Above all, it is the responsibility of travel vendors and service providers to create memorable, meaningful experiences, whether the trip is a long weekend in Chicago or a three-week African safari.
The cruising sector has seen exceptional growth recently, as affluent travelers look for more off-the-beaten path experiences while they travel.
Per Ted Skyes, president and chief operating officer of American Queen Steamboat Company, the small-capacity vessels have become destinations as cruise ships have all the “fit and finish” of luxury (see story).
Yachting cruises offer guests the opportunity to visit destinations that are untouched by the larger mass-market vessels, and excel at authentic expeditions that demonstrate the character of a location. Also, cruising’s idea of strict schedules and an assigned table has more or less been done away with, playing into the idea that every guest is looking for a different type of experience.
American Queen Steamboat Company's new vessel American Duchess. Image credit: American Queen Steamboat Company
What remains is the sense of purpose of cruise travel. Navin Swahney, CEO of the Americas at Ponant Yacht Cruises and Expeditions, explained that the purpose of his company, and others in the cruising sector, is to enrich and inspire guests while they “become part of a place.”
As such, expeditions are firmly rooted in personalization.
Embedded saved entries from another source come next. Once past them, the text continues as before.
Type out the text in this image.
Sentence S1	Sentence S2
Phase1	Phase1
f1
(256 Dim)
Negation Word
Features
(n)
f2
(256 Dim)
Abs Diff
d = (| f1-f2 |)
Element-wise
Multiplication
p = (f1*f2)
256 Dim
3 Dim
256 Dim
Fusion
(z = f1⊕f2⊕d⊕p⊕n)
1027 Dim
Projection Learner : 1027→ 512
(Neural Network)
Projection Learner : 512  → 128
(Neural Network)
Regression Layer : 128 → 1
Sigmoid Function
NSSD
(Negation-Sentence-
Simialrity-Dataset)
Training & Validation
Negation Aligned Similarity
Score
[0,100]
For example, Ponant does not just offer a standard wine tastings for passengers. Instead, seeking to elevate the experience, Ponant partnered with Christie’s to educate passengers on fine wine investing while traveling from Vancouver to San Diego, passing by California’s wine-producing Napa Valley.
"One of the takeaways is, we talked abut personalization, but an important element of that is choice and giving people a lot of choices and understanding what they want," Ponant’s Mr. Sawhney said.
"When it comes to excursions, if you take the trend of fitness, and the trend of people wanting a deeper understanding of where they are, and combine those two, it’s not a surprise that [cruises] offer kayaking and snowshoeing in far-flung destinations like Antarctica and the Arctic," he said. "But even if you take classic destinations, there are different ways in which you try to make people become part of the environment."